Carbon dioxide emissions are a significant cause of the global warming problems we are currently experiencing. Coal generates twice as much carbon dioxide per unit of power as natural gas does. Climate change and pollution are two additional effects of coal emissions. In addition, burning coal releases sulfuric acid and nitrogen oxides, both of which contribute to acid rain. Infrastructure in the impacted area is subsequently damaged as a result.

The natural environment is also harmed by coal mining. The coal reserves are situated in undeveloped areas with a variety of animal species. Even when the terrain is repaired once coal is extracted, the habitat of plants and animals has been permanently harmed. In other words, it shatters the peace of the area that is touched.

It uproots human habitation

Human settlements are evicted when coal reserves are discovered there. The mining process destroys their current homes. Additionally, due to toxic pollutants, the area close to coal extraction is uninhabitable.

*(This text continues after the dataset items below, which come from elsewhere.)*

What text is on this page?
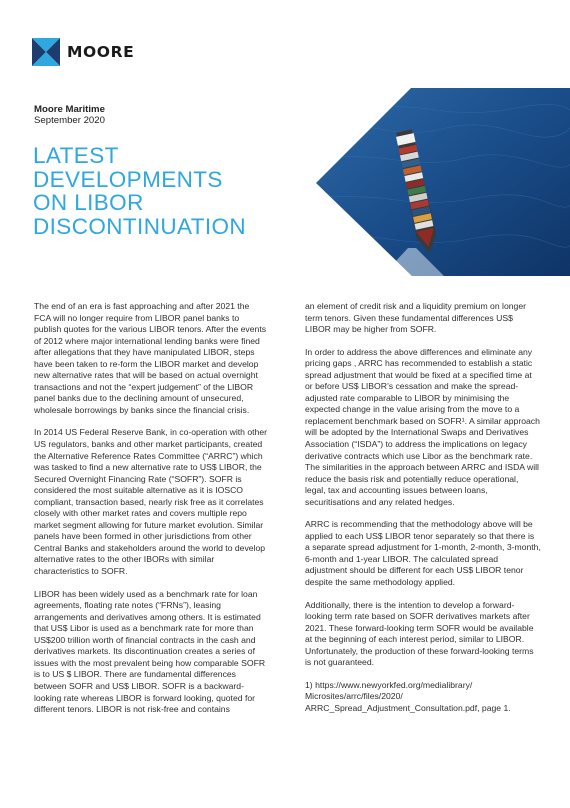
MOORE
Moore Maritime
September 2020
LATEST
DEVELOPMENTS
ON LIBOR
DISCONTINUATION

The end of an era is fast approaching and after 2021 the FCA will no longer require from LIBOR panel banks to publish quotes for the various LIBOR tenors. After the events of 2012 where major international lending banks were fined after allegations that they have manipulated LIBOR, steps have been taken to re-form the LIBOR market and develop new alternative rates that will be based on actual overnight transactions and not the “expert judgement” of the LIBOR panel banks due to the declining amount of unsecured, wholesale borrowings by banks since the financial crisis.

In 2014 US Federal Reserve Bank, in co-operation with other US regulators, banks and other market participants, created the Alternative Reference Rates Committee (“ARRC”) which was tasked to find a new alternative rate to US$ LIBOR, the Secured Overnight Financing Rate (“SOFR”). SOFR is considered the most suitable alternative as it is IOSCO compliant, transaction based, nearly risk free as it correlates closely with other market rates and covers multiple repo market segment allowing for future market evolution. Similar panels have been formed in other jurisdictions from other Central Banks and stakeholders around the world to develop alternative rates to the other IBORs with similar characteristics to SOFR.

LIBOR has been widely used as a benchmark rate for loan agreements, floating rate notes (“FRNs”), leasing arrangements and derivatives among others. It is estimated that US$ Libor is used as a benchmark rate for more than US$200 trillion worth of financial contracts in the cash and derivatives markets. Its discontinuation creates a series of issues with the most prevalent being how comparable SOFR is to US $ LIBOR. There are fundamental differences between SOFR and US$ LIBOR. SOFR is a backward-looking rate whereas LIBOR is forward looking, quoted for different tenors. LIBOR is not risk-free and contains

an element of credit risk and a liquidity premium on longer term tenors. Given these fundamental differences US$ LIBOR may be higher from SOFR.

In order to address the above differences and eliminate any pricing gaps , ARRC has recommended to establish a static spread adjustment that would be fixed at a specified time at or before US$ LIBOR’s cessation and make the spread-adjusted rate comparable to LIBOR by minimising the expected change in the value arising from the move to a replacement benchmark based on SOFR¹. A similar approach will be adopted by the International Swaps and Derivatives Association (“ISDA”) to address the implications on legacy derivative contracts which use Libor as the benchmark rate. The similarities in the approach between ARRC and ISDA will reduce the basis risk and potentially reduce operational, legal, tax and accounting issues between loans, securitisations and any related hedges.

ARRC is recommending that the methodology above will be applied to each US$ LIBOR tenor separately so that there is a separate spread adjustment for 1-month, 2-month, 3-month, 6-month and 1-year LIBOR. The calculated spread adjustment should be different for each US$ LIBOR tenor despite the same methodology applied.

Additionally, there is the intention to develop a forward-looking term rate based on SOFR derivatives markets after 2021. These forward-looking term SOFR would be available at the beginning of each interest period, similar to LIBOR. Unfortunately, the production of these forward-looking terms is not guaranteed.

1) https://www.newyorkfed.org/medialibrary/ Microsites/arrc/files/2020/ ARRC_Spread_Adjustment_Consultation.pdf, page 1.
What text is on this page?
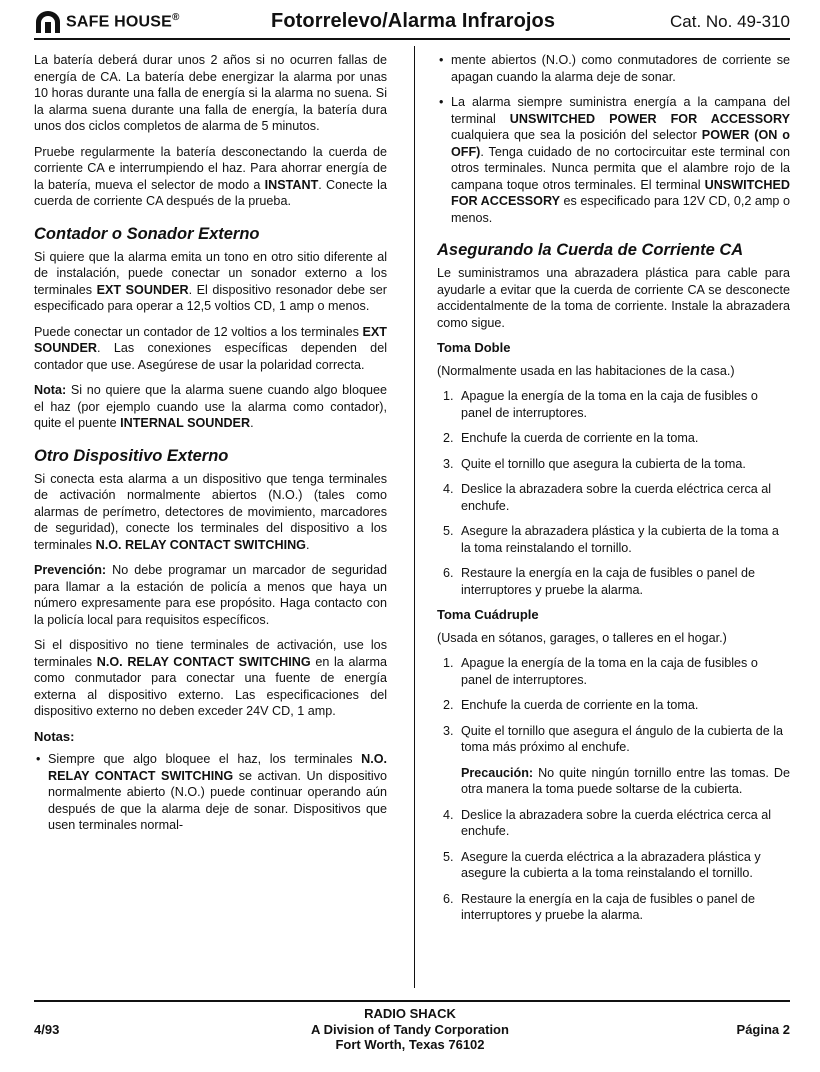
SAFE HOUSE®	Fotorrelevo/Alarma Infrarojos	Cat. No. 49-310

La batería deberá durar unos 2 años si no ocurren fallas de energía de CA. La batería debe energizar la alarma por unas 10 horas durante una falla de energía si la alarma no suena. Si la alarma suena durante una falla de energía, la batería dura unos dos ciclos completos de alarma de 5 minutos.

Pruebe regularmente la batería desconectando la cuerda de corriente CA e interrumpiendo el haz. Para ahorrar energía de la batería, mueva el selector de modo a INSTANT. Conecte la cuerda de corriente CA después de la prueba.

Contador o Sonador Externo

Si quiere que la alarma emita un tono en otro sitio diferente al de instalación, puede conectar un sonador externo a los terminales EXT SOUNDER. El dispositivo resonador debe ser especificado para operar a 12,5 voltios CD, 1 amp o menos.

Puede conectar un contador de 12 voltios a los terminales EXT SOUNDER. Las conexiones específicas dependen del contador que use. Asegúrese de usar la polaridad correcta.

Nota: Si no quiere que la alarma suene cuando algo bloquee el haz (por ejemplo cuando use la alarma como contador), quite el puente INTERNAL SOUNDER.

Otro Dispositivo Externo

Si conecta esta alarma a un dispositivo que tenga terminales de activación normalmente abiertos (N.O.) (tales como alarmas de perímetro, detectores de movimiento, marcadores de seguridad), conecte los terminales del dispositivo a los terminales N.O. RELAY CONTACT SWITCHING.

Prevención: No debe programar un marcador de seguridad para llamar a la estación de policía a menos que haya un número expresamente para ese propósito. Haga contacto con la policía local para requisitos específicos.

Si el dispositivo no tiene terminales de activación, use los terminales N.O. RELAY CONTACT SWITCHING en la alarma como conmutador para conectar una fuente de energía externa al dispositivo externo. Las especificaciones del dispositivo externo no deben exceder 24V CD, 1 amp.

Notas:
• Siempre que algo bloquee el haz, los terminales N.O. RELAY CONTACT SWITCHING se activan. Un dispositivo normalmente abierto (N.O.) puede continuar operando aún después de que la alarma deje de sonar. Dispositivos que usen terminales normal-
• mente abiertos (N.O.) como conmutadores de corriente se apagan cuando la alarma deje de sonar.
• La alarma siempre suministra energía a la campana del terminal UNSWITCHED POWER FOR ACCESSORY cualquiera que sea la posición del selector POWER (ON o OFF). Tenga cuidado de no cortocircuitar este terminal con otros terminales. Nunca permita que el alambre rojo de la campana toque otros terminales. El terminal UNSWITCHED FOR ACCESSORY es especificado para 12V CD, 0,2 amp o menos.
Asegurando la Cuerda de Corriente CA

Le suministramos una abrazadera plástica para cable para ayudarle a evitar que la cuerda de corriente CA se desconecte accidentalmente de la toma de corriente. Instale la abrazadera como sigue.

Toma Doble

(Normalmente usada en las habitaciones de la casa.)

1. Apague la energía de la toma en la caja de fusibles o panel de interruptores.
2. Enchufe la cuerda de corriente en la toma.
3. Quite el tornillo que asegura la cubierta de la toma.
4. Deslice la abrazadera sobre la cuerda eléctrica cerca al enchufe.
5. Asegure la abrazadera plástica y la cubierta de la toma a la toma reinstalando el tornillo.
6. Restaure la energía en la caja de fusibles o panel de interruptores y pruebe la alarma.
Toma Cuádruple

(Usada en sótanos, garages, o talleres en el hogar.)

1. Apague la energía de la toma en la caja de fusibles o panel de interruptores.
2. Enchufe la cuerda de corriente en la toma.
3. Quite el tornillo que asegura el ángulo de la cubierta de la toma más próximo al enchufe.

Precaución: No quite ningún tornillo entre las tomas. De otra manera la toma puede soltarse de la cubierta.

4. Deslice la abrazadera sobre la cuerda eléctrica cerca al enchufe.
5. Asegure la cuerda eléctrica a la abrazadera plástica y asegure la cubierta a la toma reinstalando el tornillo.
6. Restaure la energía en la caja de fusibles o panel de interruptores y pruebe la alarma.
4/93
RADIO SHACK
A Division of Tandy Corporation
Fort Worth, Texas 76102
Página 2
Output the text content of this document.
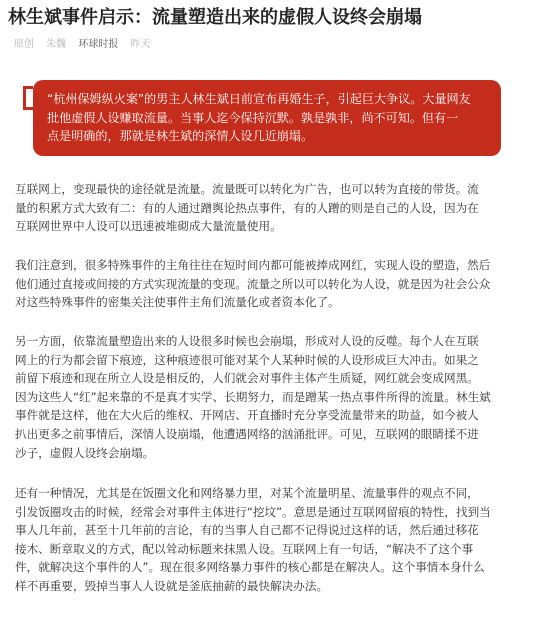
林生斌事件启示：流量塑造出来的虚假人设终会崩塌
原创 朱魏 环球时报 昨天
“杭州保姆纵火案”的男主人林生斌日前宣布再婚生子，引起巨大争议。大量网友
批他虚假人设赚取流量。当事人迄今保持沉默。孰是孰非，尚不可知。但有一
点是明确的，那就是林生斌的深情人设几近崩塌。
互联网上，变现最快的途径就是流量。流量既可以转化为广告，也可以转为直接的带货。流
量的积累方式大致有二：有的人通过蹭舆论热点事件，有的人蹭的则是自己的人设，因为在
互联网世界中人设可以迅速被堆砌成大量流量使用。
我们注意到，很多特殊事件的主角往往在短时间内都可能被捧成网红，实现人设的塑造，然后
他们通过直接或间接的方式实现流量的变现。流量之所以可以转化为人设，就是因为社会公众
对这些特殊事件的密集关注使事件主角们流量化或者资本化了。
另一方面，依靠流量塑造出来的人设很多时候也会崩塌，形成对人设的反噬。每个人在互联
网上的行为都会留下痕迹，这种痕迹很可能对某个人某种时候的人设形成巨大冲击。如果之
前留下痕迹和现在所立人设是相反的，人们就会对事件主体产生质疑，网红就会变成网黑。
因为这些人“红”起来靠的不是真才实学、长期努力，而是蹭某一热点事件所得的流量。林生斌
事件就是这样，他在大火后的维权、开网店、开直播时充分享受流量带来的助益，如今被人
扒出更多之前事情后，深情人设崩塌，他遭遇网络的汹涌批评。可见，互联网的眼睛揉不进
沙子，虚假人设终会崩塌。
还有一种情况，尤其是在饭圈文化和网络暴力里，对某个流量明星、流量事件的观点不同，
引发饭圈攻击的时候，经常会对事件主体进行“挖坟”。意思是通过互联网留痕的特性，找到当
事人几年前，甚至十几年前的言论，有的当事人自己都不记得说过这样的话，然后通过移花
接木、断章取义的方式，配以耸动标题来抹黑人设。互联网上有一句话，“解决不了这个事
件，就解决这个事件的人”。现在很多网络暴力事件的核心都是在解决人。这个事情本身什么
样不再重要，毁掉当事人人设就是釜底抽薪的最快解决办法。
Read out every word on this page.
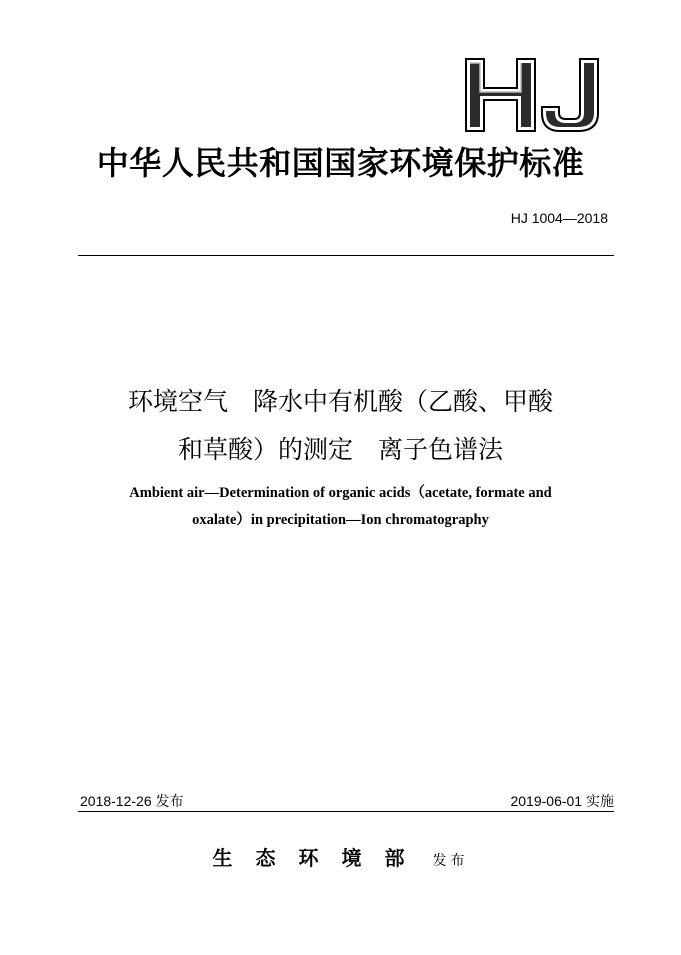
中华人民共和国国家环境保护标准
HJ 1004—2018
环境空气　降水中有机酸（乙酸、甲酸
和草酸）的测定　离子色谱法
Ambient air—Determination of organic acids（acetate, formate and
oxalate）in precipitation—Ion chromatography
2018-12-26 发布	2019-06-01 实施
生态环境部 发布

Even after restoration attempts, the area is still significantly more harmed when the mining is finished. This renders the impacted area uninhabitable for people.

The use of coal is unhealthy.

Humans are also badly impacted by coal, in addition to the environment. Both direct and indirect health effects are a result. Although the coal miners are outfitted with safety gear, it is insufficient. When handling coal, they experience direct effects from it. They run the danger of developing lung cancer, congestive heart failure, respiratory conditions, and harm to the brain system. The same potentially fatal results are caused by dust particles that are spread by the wind to surrounding places.

It generates a lot of garbage.

Every year, significant trash is produced by burning coal. Additionally, it contains radioactive substances that, as a result of combustion, concentrate in fly ash, bottom ash, and boiler slag. Most of the coal ash left over after coal is burned in power plants is recycled, but significant amounts are still dumped into landfills and ash ponds. From there, the garbage and harmful chemicals seep into water sources and cause early death. In conclusion, coal is dangerous from extraction through burning.